Мария села, поджав ноги, уткнулась лицом в колени. Она не слышала, как конвоиры приказали троим пленным пойти в усадьбу, стоявшую недалеко, среди зеленых кукурузных и начавших цвести пшеничных полей, и попросить еду.
— Мы будем ужинать! — грубо пробасил один из конвоиров. — Все, что после нас останется, делите на… трудодни! — Он раскатисто рассмеялся, довольный своей шуткой, потом снова грубо бросил: — Если кто не вернется, расстреляем всех. Всю коммунию!

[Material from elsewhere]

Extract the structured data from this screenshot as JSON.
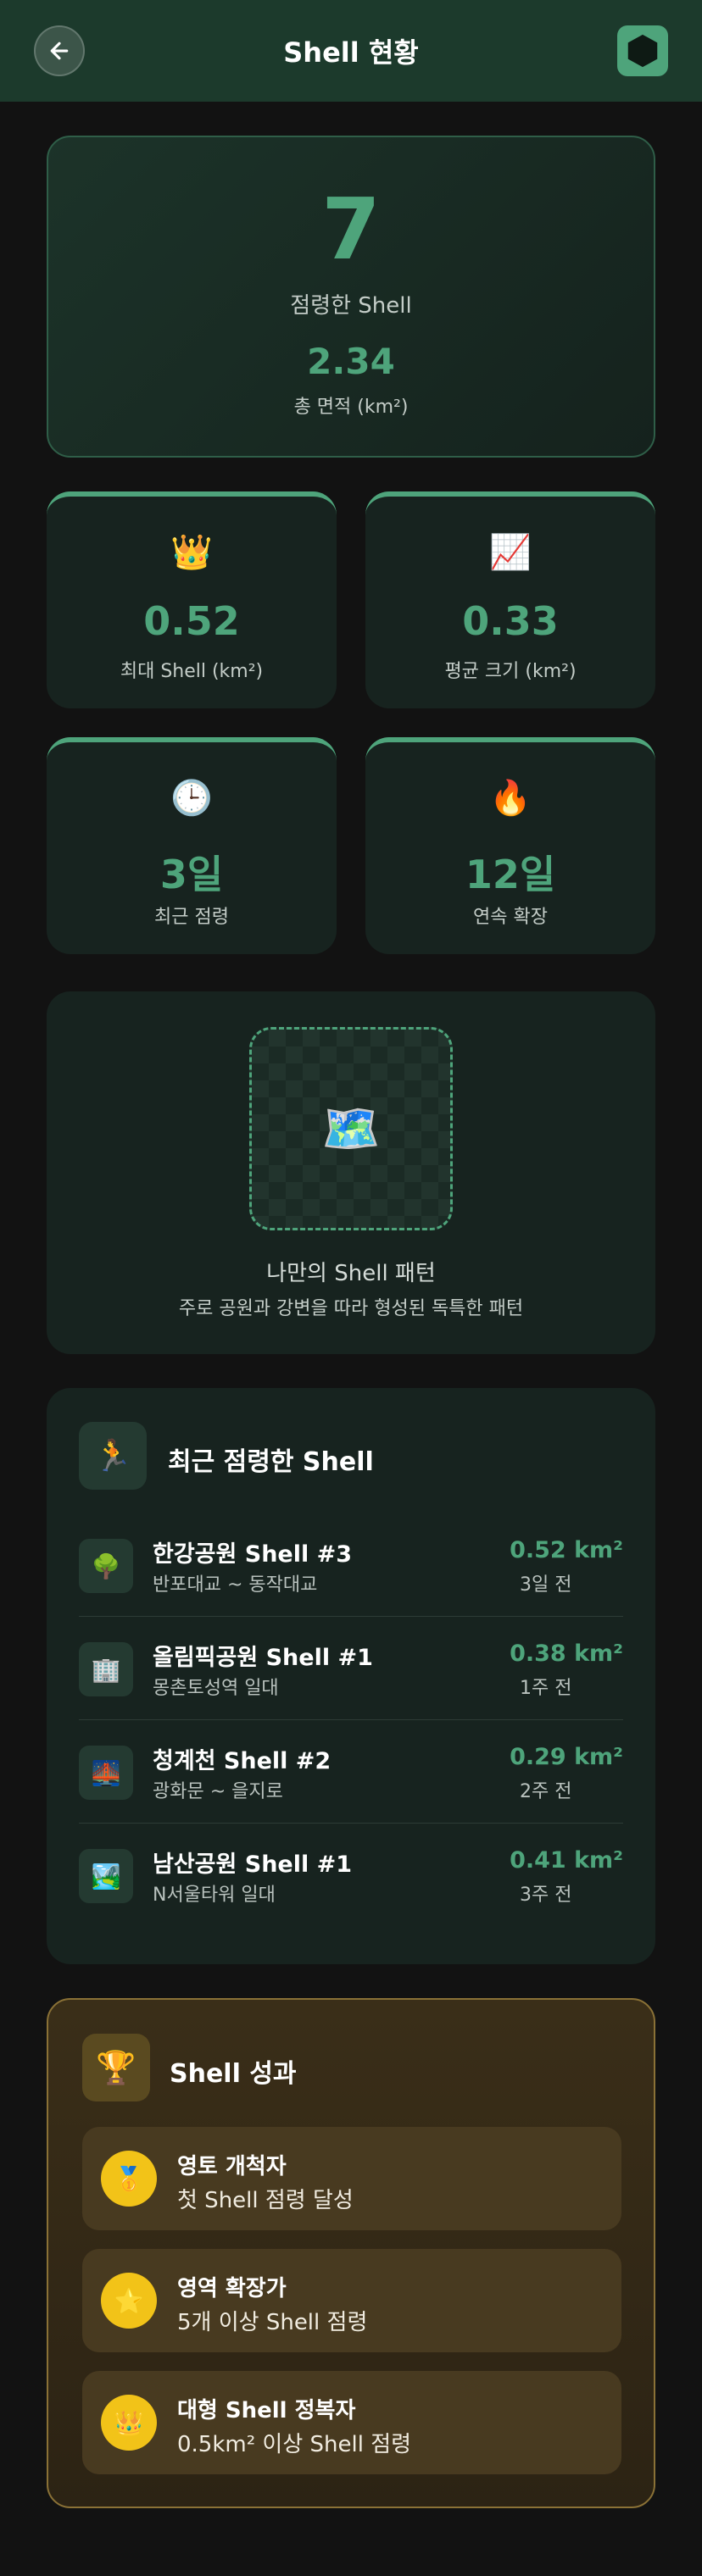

Мария не видела, как ото всех усадеб, кроме одной, самой большой, потянулись к овечьему загону крестьяне с мешками и ведрами, а из большой усадьбы выехала подвода и остановилась на краю поля, на котором тянулся вверх овес, оплетенный зеленым горохом; с подводы спрыгнул кряжистый сытый мужчина, начал косить по краю поля и бросать в бричку охапки зеленого гороха и овса. Мария не видела ничего этого, сидела, уткнувшись лицом в колени, и думала свою горькую думу. Ей то виделся холмик из прелой хвои с трухлявой сосновой шишкой наверху, словно специально туда положенной, то старинный буфет в доме Залгалисов, а возле него сыновей; то она слышала надрывный плач Галинки, то слова Паулы: «Не беспокойся, Мария. Я пригляжу за детьми», то сказанное Андреем с грустью: «Так все не вовремя». Все, что происходило в овечьем загоне, Мария не воспринимала. Из этого оцепенения вывели ее негромкие слова:
— Русской дайте. Русской.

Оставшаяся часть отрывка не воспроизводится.